While 50% of depressed elders will eventually recover on their own without any intervention, you shouldn’t hesitate to help a senior loved one who is exhibiting the signs of depression to get treatment. “More often than not, the depressed senior is brought in by someone else,” says Kennedy. That’s good, he says, because studies show that elders who have a support network are more likely to pull through a depressive episode than those who are isolated.

When selecting a psychotherapist, look for someone who specializes in geriatrics (care for the elderly). According to Kennedy, there are only 3,000 such specialists in the nation, so you may have to look beyond your immediate city or town, but getting specialized care may well be worth the extra travel time.


When it comes to elderly depression, each patient is different and requires a customized treatment approach to his or her unique needs and circumstances. Often the treatment plan will combine the following different approaches:


“Most studies show that only half of people treated with medicine get better,” says Kennedy. Still, many respond well to medication. According to the NIMH, antidepressants influence the functioning of certain neurotransmitters in the brain. The newer medications, selective serotonin re-uptake inhibitors (or SSRIs) such as Prozac are generally preferred over older medications such as tricyclic antidepressants (TCAs) and monoamine oxidase inhibitors (MAOIs), because they are known to have fewer and less severe potential side effects.

Whatever the medication, each dose has to be properly administered to produce the desired effect. Many practitioners, says Kennedy, “under-treat when it comes to depression in the elderly. They think older adults don’t need the full dose. But they do.”
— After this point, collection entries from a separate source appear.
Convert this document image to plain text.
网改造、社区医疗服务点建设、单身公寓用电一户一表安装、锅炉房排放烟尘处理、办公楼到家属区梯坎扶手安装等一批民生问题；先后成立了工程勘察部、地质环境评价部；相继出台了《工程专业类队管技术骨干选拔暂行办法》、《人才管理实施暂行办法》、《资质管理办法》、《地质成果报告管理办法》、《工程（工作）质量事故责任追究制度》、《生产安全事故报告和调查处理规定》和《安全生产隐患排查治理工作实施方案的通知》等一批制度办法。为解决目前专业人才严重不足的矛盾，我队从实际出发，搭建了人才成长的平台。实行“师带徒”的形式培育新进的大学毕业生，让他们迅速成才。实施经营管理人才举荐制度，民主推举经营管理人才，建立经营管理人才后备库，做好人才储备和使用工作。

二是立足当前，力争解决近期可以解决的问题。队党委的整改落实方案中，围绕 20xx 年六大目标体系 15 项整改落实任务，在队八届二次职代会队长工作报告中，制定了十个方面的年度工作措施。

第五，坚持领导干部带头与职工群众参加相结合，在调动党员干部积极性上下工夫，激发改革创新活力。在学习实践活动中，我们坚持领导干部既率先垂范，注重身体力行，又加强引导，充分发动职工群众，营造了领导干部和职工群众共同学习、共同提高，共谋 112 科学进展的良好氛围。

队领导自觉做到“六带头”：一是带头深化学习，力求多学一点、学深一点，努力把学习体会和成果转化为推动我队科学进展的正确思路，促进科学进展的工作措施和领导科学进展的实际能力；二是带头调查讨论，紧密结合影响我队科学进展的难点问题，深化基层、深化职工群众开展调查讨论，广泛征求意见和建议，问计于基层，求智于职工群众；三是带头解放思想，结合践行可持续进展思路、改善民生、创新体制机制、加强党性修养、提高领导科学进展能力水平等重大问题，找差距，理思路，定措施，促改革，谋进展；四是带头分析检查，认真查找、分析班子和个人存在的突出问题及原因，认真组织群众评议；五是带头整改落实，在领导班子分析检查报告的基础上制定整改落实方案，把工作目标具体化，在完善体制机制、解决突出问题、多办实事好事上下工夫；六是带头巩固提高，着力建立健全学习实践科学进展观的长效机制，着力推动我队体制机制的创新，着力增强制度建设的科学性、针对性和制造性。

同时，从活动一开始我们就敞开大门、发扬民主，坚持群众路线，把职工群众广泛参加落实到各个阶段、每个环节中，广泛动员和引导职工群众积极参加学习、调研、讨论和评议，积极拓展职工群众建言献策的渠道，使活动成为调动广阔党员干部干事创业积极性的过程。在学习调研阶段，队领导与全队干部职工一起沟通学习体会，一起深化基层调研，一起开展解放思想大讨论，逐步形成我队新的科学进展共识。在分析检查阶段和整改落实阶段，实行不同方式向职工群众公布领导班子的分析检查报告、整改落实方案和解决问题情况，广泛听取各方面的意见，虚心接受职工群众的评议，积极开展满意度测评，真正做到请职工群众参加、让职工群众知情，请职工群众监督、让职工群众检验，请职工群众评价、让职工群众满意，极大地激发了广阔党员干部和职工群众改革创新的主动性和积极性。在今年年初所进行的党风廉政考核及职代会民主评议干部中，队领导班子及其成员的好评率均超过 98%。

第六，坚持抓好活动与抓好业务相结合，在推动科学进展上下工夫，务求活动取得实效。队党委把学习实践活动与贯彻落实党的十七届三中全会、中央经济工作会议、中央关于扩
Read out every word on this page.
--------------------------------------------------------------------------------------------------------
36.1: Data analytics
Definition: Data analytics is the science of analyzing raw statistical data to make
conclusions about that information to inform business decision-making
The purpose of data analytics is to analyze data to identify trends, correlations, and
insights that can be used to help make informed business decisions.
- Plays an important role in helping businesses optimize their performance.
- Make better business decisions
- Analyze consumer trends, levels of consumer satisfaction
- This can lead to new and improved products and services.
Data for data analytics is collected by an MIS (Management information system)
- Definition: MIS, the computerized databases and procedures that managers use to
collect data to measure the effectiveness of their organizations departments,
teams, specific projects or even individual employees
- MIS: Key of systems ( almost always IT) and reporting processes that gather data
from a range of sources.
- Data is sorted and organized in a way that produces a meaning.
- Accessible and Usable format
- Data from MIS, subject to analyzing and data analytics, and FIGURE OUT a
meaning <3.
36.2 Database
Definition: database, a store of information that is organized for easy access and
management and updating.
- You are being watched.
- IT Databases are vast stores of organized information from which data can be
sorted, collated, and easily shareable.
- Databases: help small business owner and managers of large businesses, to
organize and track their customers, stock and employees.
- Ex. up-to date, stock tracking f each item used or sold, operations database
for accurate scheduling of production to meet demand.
“With most treatment methods,” says Kennedy, “if you add psychotherapy, you get the best results. Most people get medication only, but the best treatment is combined with psychotherapy.”
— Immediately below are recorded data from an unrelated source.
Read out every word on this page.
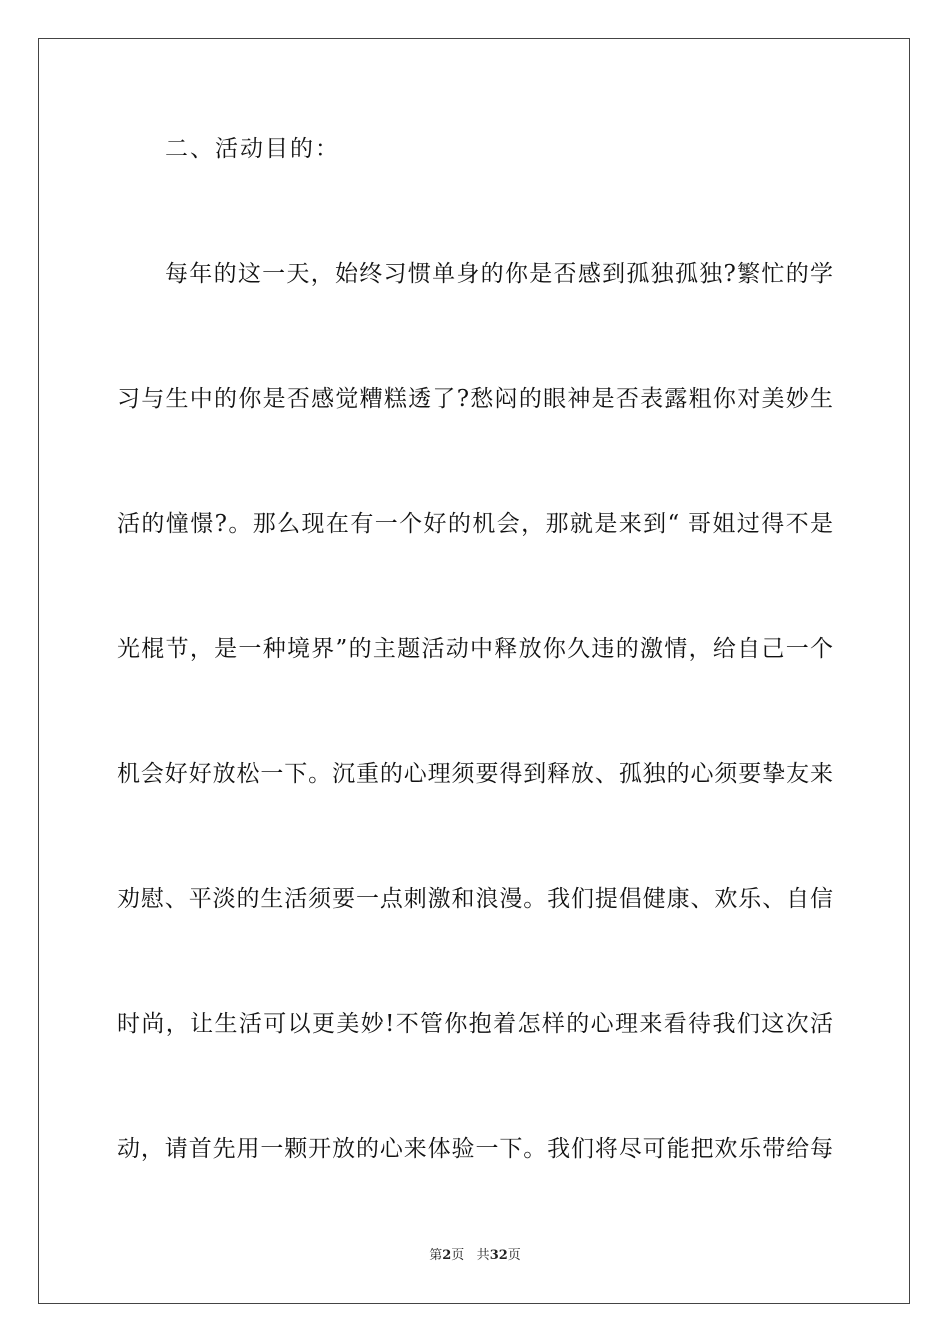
二、活动目的：
每年的这一天，始终习惯单身的你是否感到孤独孤独?繁忙的学
习与生中的你是否感觉糟糕透了?愁闷的眼神是否表露粗你对美妙生
活的憧憬?。那么现在有一个好的机会，那就是来到“ 哥姐过得不是
光棍节，是一种境界”的主题活动中释放你久违的激情，给自己一个
机会好好放松一下。沉重的心理须要得到释放、孤独的心须要挚友来
劝慰、平淡的生活须要一点刺激和浪漫。我们提倡健康、欢乐、自信
时尚，让生活可以更美妙!不管你抱着怎样的心理来看待我们这次活
动，请首先用一颗开放的心来体验一下。我们将尽可能把欢乐带给每
第2页 共32页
Kennedy recalls one of his patients-an elderly Holocaust survivor in New York City. “Her mother died in the tragedy when she was a child, so throughout her life, she was very sensitive about being separated from her daughter,” he explains.
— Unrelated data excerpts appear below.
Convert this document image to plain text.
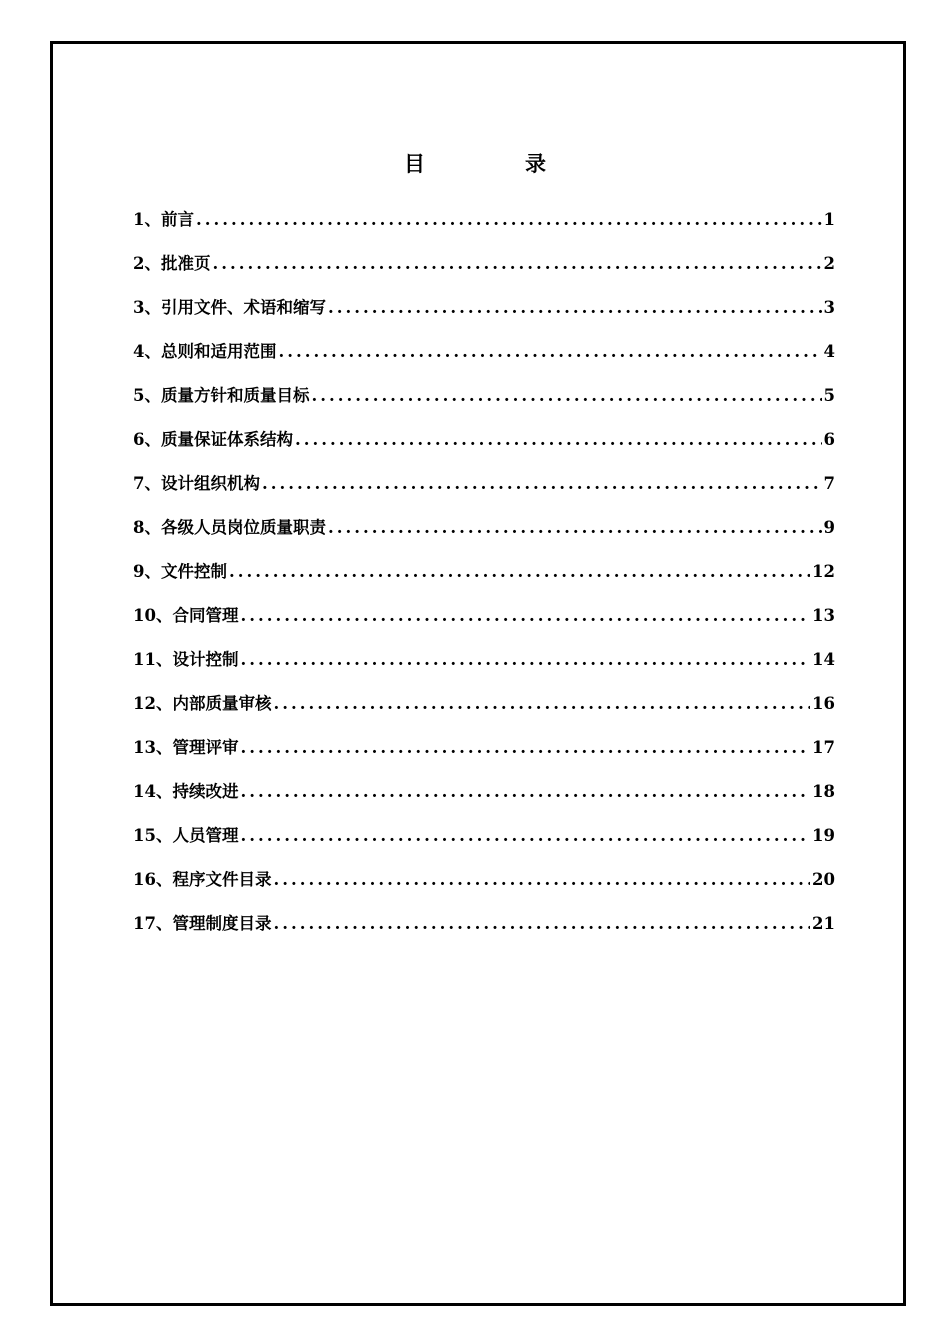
目	录
1、前言 .....	1
2、批准页 .....	2
3、引用文件、术语和缩写 .....	3
4、总则和适用范围 .....	4
5、质量方针和质量目标 .....	5
6、质量保证体系结构 .....	6
7、设计组织机构 .....	7
8、各级人员岗位质量职责 .....	9
9、文件控制 .....	12
10、合同管理 .....	13
11、设计控制 .....	14
12、内部质量审核 .....	16
13、管理评审 .....	17
14、持续改进 .....	18
15、人员管理 .....	19
16、程序文件目录 .....	20
17、管理制度目录 .....	21
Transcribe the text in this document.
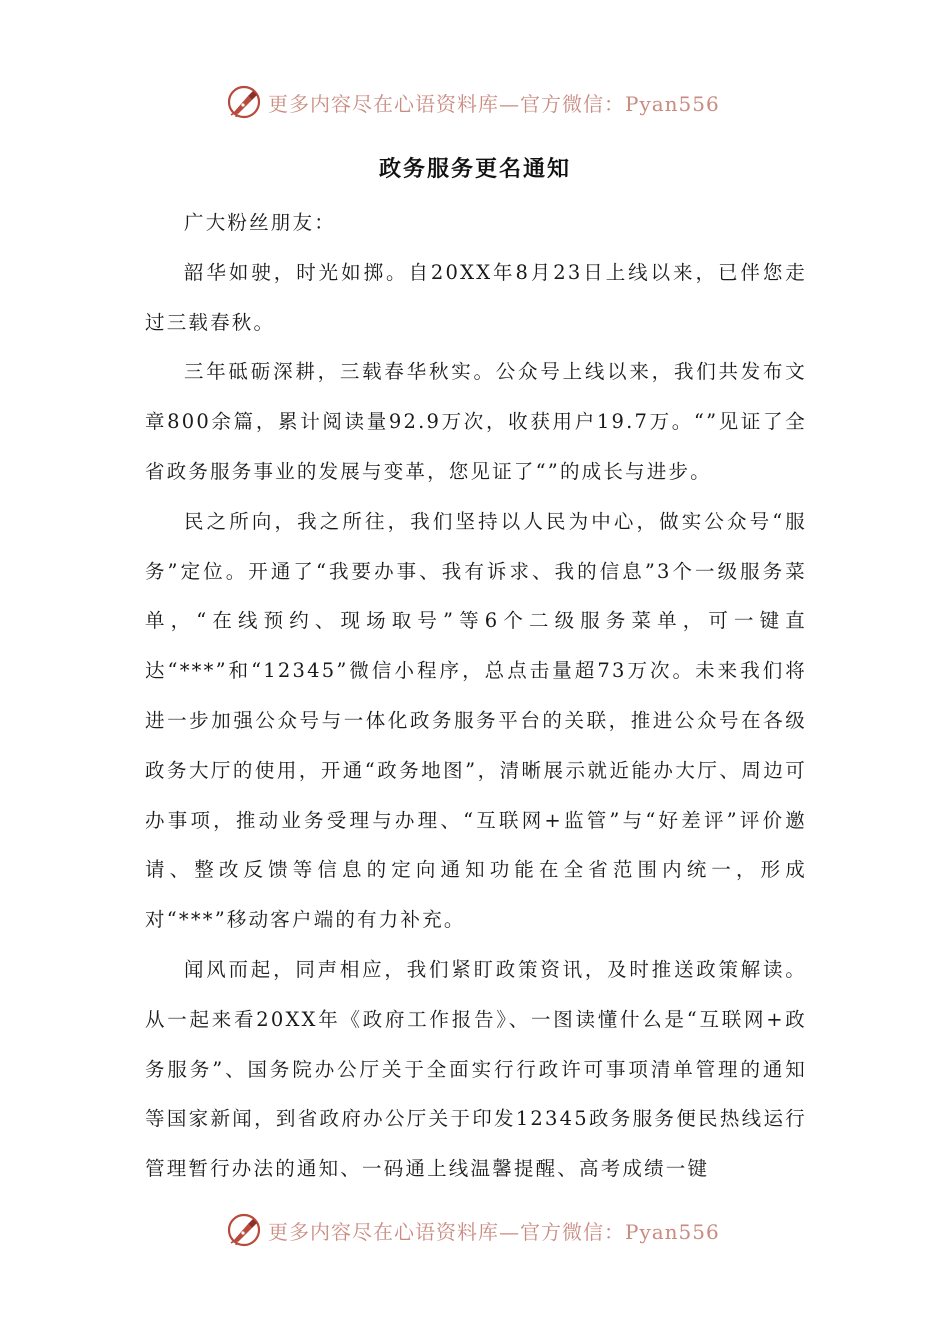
更多内容尽在心语资料库—官方微信：Pyan556
政务服务更名通知

广大粉丝朋友：

韶华如驶，时光如掷。自20XX年8月23日上线以来，已伴您走过三载春秋。

三年砥砺深耕，三载春华秋实。公众号上线以来，我们共发布文章800余篇，累计阅读量92.9万次，收获用户19.7万。“”见证了全省政务服务事业的发展与变革，您见证了“”的成长与进步。

民之所向，我之所往，我们坚持以人民为中心，做实公众号“服务”定位。开通了“我要办事、我有诉求、我的信息”3个一级服务菜单，“在线预约、现场取号”等6个二级服务菜单，可一键直达“***”和“12345”微信小程序，总点击量超73万次。未来我们将进一步加强公众号与一体化政务服务平台的关联，推进公众号在各级政务大厅的使用，开通“政务地图”，清晰展示就近能办大厅、周边可办事项，推动业务受理与办理、“互联网+监管”与“好差评”评价邀请、整改反馈等信息的定向通知功能在全省范围内统一，形成对“***”移动客户端的有力补充。

闻风而起，同声相应，我们紧盯政策资讯，及时推送政策解读。从一起来看20XX年《政府工作报告》、一图读懂什么是“互联网+政务服务”、国务院办公厅关于全面实行行政许可事项清单管理的通知等国家新闻，到省政府办公厅关于印发12345政务服务便民热线运行管理暂行办法的通知、一码通上线温馨提醒、高考成绩一键

更多内容尽在心语资料库—官方微信：Pyan556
But as her daughter grew up, she moved on and became involved with her own family and career. Feeling a tragic separation from her daughter, the 79-year-old woman sank into a depression. She stayed in, turned down social invitations, and developed a significant pain syndrome complete with severe headaches and weight loss. After a brief hospitalization for her symptoms, Kennedy was brought in to provide psychotherapy.

“Through psychotherapy, I encouraged her to stay active and do things that didn’t depend on her daughter,” says Kennedy. “Now she’s totally independent. She goes to music and theater events all the time, and volunteers at a major museum. Through psychotherapy, we were able to keep her socially engaged, and she’s done remarkably well.”


For severe cases of depression that do not respond to medication, or where the depression is accompanied by schizophrenia or psychosis, there is the option of electroconvulsive therapy (ECT). This treatment uses electrical shocks to produce monitored seizures that release certain chemicals, or neurotransmitters, in the brain — a process that can provide dramatic short-term improvement for depression. While extreme, ECT is generally considered by psychiatrists to be a very safe and effective procedure when performed under current guidelines.


So what’s the bottom line about elderly depression? Don’t let it go untreated. If you suspect your parent is suffering from minor or major depressive symptoms, encourage him or her to seek help. By making yourself a part of the solution, says Kennedy, you’re “opening a door that the senior may be too embarrassed to open herself.”